December 15, 2015 Ask Owen

How to Code Correctly to Prevent ICD-10 Denials

There are many details involved in implementing the new ICD-10 coding system, but at its most basic, the new set is much like its predecessor: it’s about the codes. If you want to get paid in a timely manner you must get the codes right.

icd10

So far (as far as CMS is concerned, until October 2016), payers are going easy on specificity. But this largess will not last. Sooner than you think, the only way to prevent payment delays (and possible loss of payment) will be to code properly. If you don’t want your receivables to suffer in the coming months, you need to make sure you are using the right codes now.

Tammie Olson of Ocean Springs, Miss.-based Management Resource Group, a firm offering financial management and support services for the healthcare community, offered some helpful tips for making sure you use the right code to prevent denials, now and in the future.

  • Don’t leave code selection totally to your EHR. Spot check the EHR’s selections against the actual documentation. For example, the EHR might be coding acute sinusitis when actually it is chronic sinusitis, or giving you a code for myalgia when the diagnosis is actually fibromyalgia.
  • Customize your coding. If you use encounter forms for billing, make sure those forms accommodate all the components needed for accurate coding: laterality, upper and lower, initial encounter, subsequent encounter, sequel, acute versus chronic, and so on.
  • Make your code selections (or the information you give to your coder) as specific as possible, but be cautious with specificity. You don’t want to have to pay back money on an audit just because you coded more specific than you documented. If you document acute bronchitis, you should code acute bronchitis, but if you only document bronchitis, then you should code bronchitis unspecified.
  • Research your payers’ coding policies. A private payer may deny something as investigational that Medicare reimburses. Payers may also want specific modifiers added or they may want a specific code used for a procedure. Know what your payers want before you submit your claims.
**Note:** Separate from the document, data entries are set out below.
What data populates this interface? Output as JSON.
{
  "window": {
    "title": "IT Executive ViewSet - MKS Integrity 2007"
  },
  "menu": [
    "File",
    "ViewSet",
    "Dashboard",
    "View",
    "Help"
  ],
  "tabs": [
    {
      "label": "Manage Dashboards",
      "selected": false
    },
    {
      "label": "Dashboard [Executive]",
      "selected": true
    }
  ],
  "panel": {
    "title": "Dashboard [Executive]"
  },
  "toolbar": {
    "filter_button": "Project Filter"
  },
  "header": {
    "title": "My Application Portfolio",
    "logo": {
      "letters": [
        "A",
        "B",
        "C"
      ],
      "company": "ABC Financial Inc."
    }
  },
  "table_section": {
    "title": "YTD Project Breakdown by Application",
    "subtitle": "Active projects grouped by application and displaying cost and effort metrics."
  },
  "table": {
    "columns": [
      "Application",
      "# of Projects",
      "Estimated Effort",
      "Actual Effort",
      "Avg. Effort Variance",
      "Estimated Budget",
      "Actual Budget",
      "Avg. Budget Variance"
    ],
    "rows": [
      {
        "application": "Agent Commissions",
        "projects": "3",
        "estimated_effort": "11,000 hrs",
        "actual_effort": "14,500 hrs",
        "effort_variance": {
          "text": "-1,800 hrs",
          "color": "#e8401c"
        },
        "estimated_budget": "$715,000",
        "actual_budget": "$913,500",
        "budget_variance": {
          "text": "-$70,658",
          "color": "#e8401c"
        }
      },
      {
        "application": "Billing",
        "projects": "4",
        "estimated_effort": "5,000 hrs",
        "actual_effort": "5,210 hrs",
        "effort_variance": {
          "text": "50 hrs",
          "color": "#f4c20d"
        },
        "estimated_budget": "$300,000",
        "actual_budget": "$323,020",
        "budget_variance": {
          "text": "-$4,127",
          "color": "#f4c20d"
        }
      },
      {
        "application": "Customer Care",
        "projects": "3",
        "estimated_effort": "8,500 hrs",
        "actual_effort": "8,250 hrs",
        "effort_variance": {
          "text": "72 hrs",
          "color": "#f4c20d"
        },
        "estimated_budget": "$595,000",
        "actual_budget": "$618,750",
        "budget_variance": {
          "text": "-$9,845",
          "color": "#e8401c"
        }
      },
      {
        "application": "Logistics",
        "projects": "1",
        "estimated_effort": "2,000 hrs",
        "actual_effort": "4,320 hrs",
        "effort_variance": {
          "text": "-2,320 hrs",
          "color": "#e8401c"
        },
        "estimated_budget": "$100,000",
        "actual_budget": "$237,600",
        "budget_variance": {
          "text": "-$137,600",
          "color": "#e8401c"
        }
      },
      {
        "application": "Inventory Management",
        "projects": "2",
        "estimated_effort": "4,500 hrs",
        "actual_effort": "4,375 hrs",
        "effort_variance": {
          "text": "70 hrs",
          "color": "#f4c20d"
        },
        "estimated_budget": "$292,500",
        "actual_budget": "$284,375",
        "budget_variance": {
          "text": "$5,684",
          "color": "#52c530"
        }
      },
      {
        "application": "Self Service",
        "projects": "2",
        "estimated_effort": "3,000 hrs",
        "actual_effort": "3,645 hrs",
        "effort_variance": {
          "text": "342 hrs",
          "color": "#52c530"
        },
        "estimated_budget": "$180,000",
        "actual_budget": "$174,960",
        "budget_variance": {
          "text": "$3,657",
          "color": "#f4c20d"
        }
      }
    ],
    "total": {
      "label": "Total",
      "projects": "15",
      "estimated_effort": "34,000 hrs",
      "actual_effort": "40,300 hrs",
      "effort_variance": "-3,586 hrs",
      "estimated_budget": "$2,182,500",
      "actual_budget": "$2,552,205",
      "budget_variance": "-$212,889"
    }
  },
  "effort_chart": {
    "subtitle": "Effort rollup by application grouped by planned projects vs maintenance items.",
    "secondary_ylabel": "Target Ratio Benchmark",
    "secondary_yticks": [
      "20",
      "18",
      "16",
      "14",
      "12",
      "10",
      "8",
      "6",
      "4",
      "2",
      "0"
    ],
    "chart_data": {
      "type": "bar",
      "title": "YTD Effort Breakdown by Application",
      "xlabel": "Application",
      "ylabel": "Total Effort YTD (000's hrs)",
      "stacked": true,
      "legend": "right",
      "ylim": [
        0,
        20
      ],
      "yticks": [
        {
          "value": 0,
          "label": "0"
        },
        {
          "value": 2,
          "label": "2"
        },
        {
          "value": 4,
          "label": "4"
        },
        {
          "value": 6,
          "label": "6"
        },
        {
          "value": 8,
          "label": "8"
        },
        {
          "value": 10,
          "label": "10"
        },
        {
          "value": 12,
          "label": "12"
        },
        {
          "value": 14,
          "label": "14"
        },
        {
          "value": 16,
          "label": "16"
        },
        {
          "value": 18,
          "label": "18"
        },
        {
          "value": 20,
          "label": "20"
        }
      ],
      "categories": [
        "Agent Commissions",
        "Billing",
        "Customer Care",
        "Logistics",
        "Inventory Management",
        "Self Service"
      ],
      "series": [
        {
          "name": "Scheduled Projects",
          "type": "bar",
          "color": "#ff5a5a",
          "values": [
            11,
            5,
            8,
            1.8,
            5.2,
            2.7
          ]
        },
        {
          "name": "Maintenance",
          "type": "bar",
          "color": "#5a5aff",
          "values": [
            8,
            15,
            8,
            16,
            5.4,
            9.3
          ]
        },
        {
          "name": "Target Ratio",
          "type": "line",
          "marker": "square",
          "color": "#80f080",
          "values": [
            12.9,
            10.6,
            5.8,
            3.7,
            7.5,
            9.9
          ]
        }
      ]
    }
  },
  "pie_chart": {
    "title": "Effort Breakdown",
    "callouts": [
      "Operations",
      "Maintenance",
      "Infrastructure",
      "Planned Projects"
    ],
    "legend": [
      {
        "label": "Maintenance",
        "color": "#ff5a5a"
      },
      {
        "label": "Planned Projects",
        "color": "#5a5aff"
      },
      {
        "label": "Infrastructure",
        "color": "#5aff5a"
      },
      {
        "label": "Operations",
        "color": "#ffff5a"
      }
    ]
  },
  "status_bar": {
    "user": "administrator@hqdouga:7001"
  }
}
Feedback from our ICD-10 Diary physicians

Daniel Mark Siegel MD, MS
Dermatologist
Brooklyn, New York

Remember that for a number of disease states, such as diabetes, there are codes that describe the current control of the disease and specific associations with ocular, renal, vascular, and neurological co-morbidities. (Reviewed succinctly here.)

If you are staying a paper luddite, be sure your encounter forms continue to include all levels of CPT codes for E&M services as auditors may look askance at documents which only allow high level codes.

Nevertheless, it is still best to document what you did, do what you documented and accurately report what using have done that is medically necessary to the highest level of specificity.

Thomas A Marsland, MD
Oncologist
Orange Park, Florida

Be sure to include all the codes necessary in oncology. Some drugs require a “dual” diagnosis.